Osserva il Collegio, infatti, che il ricorso non chiarisce né quale sia la concreta vicenda processuale, né quali siano le parti (si dice a p. 3 che Daniel Del Monte era il creditore, mentre oggi egli risulta essere il difensore del ricorrente, non si specifica chi fosse il terzo pignorato e si aggiunge che Poste Italiane era il debitore esecutato), e non indica neppure quale sia stato il contenuto dell’atto di appello. A fronte, cioè, di una sentenza del Giudice di pace che, per indicazione dello stesso ricorrente, ha affermato che Poste italiane s.p.a. era carente di legittimazione passiva, il ricorso nulla dice sul come tale decisione sia stata realmente impugnata nel giudizio di secondo grado, dal momento che doveva essere contestato il profilo esaminato, cioè appunto quello del difetto di legittimazione passiva; per cui il Collegio non è in condizioni di sapere se, e fino a che punto, le questioni poste nell’odierno ricorso siano state o meno proposte anche davanti al Tribunale.
1.3. Ciò premesso, il Collegio osserva che la giurisprudenza di questa Corte ha da tempo chiarito che dall’assetto scaturito dalla riforma di cui al D.Lgs. n. 40 del 2006, e particolarmente dalla nuova disciplina delle sentenze appellabili e delle sentenze ricorribili per cassazione, emerge che, riguardo alle sentenze pronunciate dal giudice di pace nell’ambito del limite della sua giurisdizione equitativa necessaria, l’appello a motivi limitati, previsto dall’art. 339 c.p.c., comma 3, è l’unica impugnazione ordinaria ammessa, anche in relazione a motivi attinenti alla giurisdizione, alla violazione di norme sulla competenza ed al difetto di radicale assenza della motivazione (Sezioni Unite, sentenza 18 novembre 2008, n. 27339, il cui principio è stato più volte ribadito in seguito, v. le ordinanze 13 marzo 2013, n. 6410, e 17 novembre 2017, n. 27356, e 29 dicembre 2017, n. 31152).
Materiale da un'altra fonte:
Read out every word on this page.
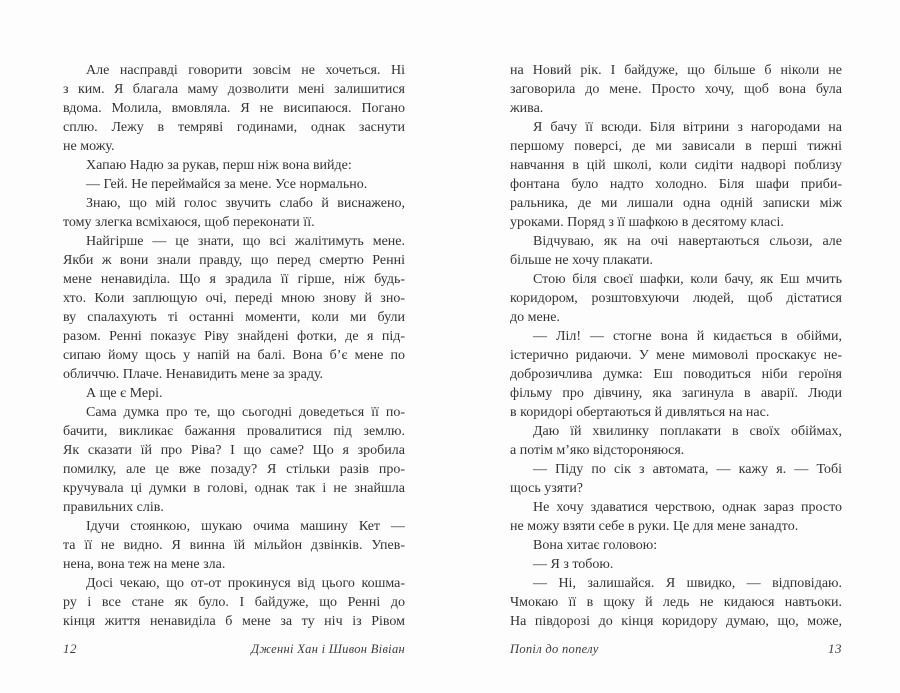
Але насправді говорити зовсім не хочеться. Ні
з ким. Я благала маму дозволити мені залишитися
вдома. Молила, вмовляла. Я не висипаюся. Погано
сплю. Лежу в темряві годинами, однак заснути
не можу.
Хапаю Надю за рукав, перш ніж вона вийде:
— Гей. Не переймайся за мене. Усе нормально.
Знаю, що мій голос звучить слабо й виснажено,
тому злегка всміхаюся, щоб переконати її.
Найгірше — це знати, що всі жалітимуть мене.
Якби ж вони знали правду, що перед смертю Ренні
мене ненавиділа. Що я зрадила її гірше, ніж будь-
хто. Коли заплющую очі, переді мною знову й зно-
ву спалахують ті останні моменти, коли ми були
разом. Ренні показує Ріву знайдені фотки, де я під-
сипаю йому щось у напій на балі. Вона б’є мене по
обличчю. Плаче. Ненавидить мене за зраду.
А ще є Мері.
Сама думка про те, що сьогодні доведеться її по-
бачити, викликає бажання провалитися під землю.
Як сказати їй про Ріва? І що саме? Що я зробила
помилку, але це вже позаду? Я стільки разів про-
кручувала ці думки в голові, однак так і не знайшла
правильних слів.
Ідучи стоянкою, шукаю очима машину Кет —
та її не видно. Я винна їй мільйон дзвінків. Упев-
нена, вона теж на мене зла.
Досі чекаю, що от-от прокинуся від цього кошма-
ру і все стане як було. І байдуже, що Ренні до
кінця життя ненавиділа б мене за ту ніч із Рівом
12	Дженні Хан і Шивон Вівіан
на Новий рік. І байдуже, що більше б ніколи не
заговорила до мене. Просто хочу, щоб вона була
жива.
Я бачу її всюди. Біля вітрини з нагородами на
першому поверсі, де ми зависали в перші тижні
навчання в цій школі, коли сидіти надворі поблизу
фонтана було надто холодно. Біля шафи приби-
ральника, де ми лишали одна одній записки між
уроками. Поряд з її шафкою в десятому класі.
Відчуваю, як на очі навертаються сльози, але
більше не хочу плакати.
Стою біля своєї шафки, коли бачу, як Еш мчить
коридором, розштовхуючи людей, щоб дістатися
до мене.
— Ліл! — стогне вона й кидається в обійми,
істерично ридаючи. У мене мимоволі проскакує не-
доброзичлива думка: Еш поводиться ніби героїня
фільму про дівчину, яка загинула в аварії. Люди
в коридорі обертаються й дивляться на нас.
Даю їй хвилинку поплакати в своїх обіймах,
а потім м’яко відстороняюся.
— Піду по сік з автомата, — кажу я. — Тобі
щось узяти?
Не хочу здаватися черствою, однак зараз просто
не можу взяти себе в руки. Це для мене занадто.
Вона хитає головою:
— Я з тобою.
— Ні, залишайся. Я швидко, — відповідаю.
Чмокаю її в щоку й ледь не кидаюся навтьоки.
На півдорозі до кінця коридору думаю, що, може,
Попіл до попелу	13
Il motivo di censura, invece, non dà conto di una specifica indicazione, in sede di appello, della ragione per la quale detta impugnazione doveva ritenersi consentita.
2. Il ricorso, pertanto, è dichiarato inammissibile.
A tale esito segue la condanna del ricorrente al pagamento delle spese del giudizio di cassazione, liquidate ai sensi del D.M. 10 marzo 2014, n. 55.
Sussistono, inoltre, le condizioni di cui al D.P.R. 30 maggio 2002, n. 115, art. 13, comma 1-quater, per il versamento, da parte del ricorrente, dell’ulteriore importo a titolo di contributo unificato pari a quello previsto per il ricorso, se dovuto.
PQM
La Corte dichiara inammissibile il ricorso e condanna il ricorrente al pagamento delle spese del giudizio di cassazione, liquidate in complessivi Euro 1.000, di cui Euro 200 per spese, oltre spese generali ed accessori di legge.
Ai sensi del D.P.R. 30 maggio 2002, n. 115, art. 13, comma 1-quater, dà atto della sussistenza delle condizioni per il versamento, da parte del ricorrente, dell’ulteriore importo a titolo di contributo unificato pari a quello previsto per il ricorso, se dovuto.
Così deciso in Roma, nella Camera di consiglio della Sesta Sezione Civile – 3, il 17 giugno 2021.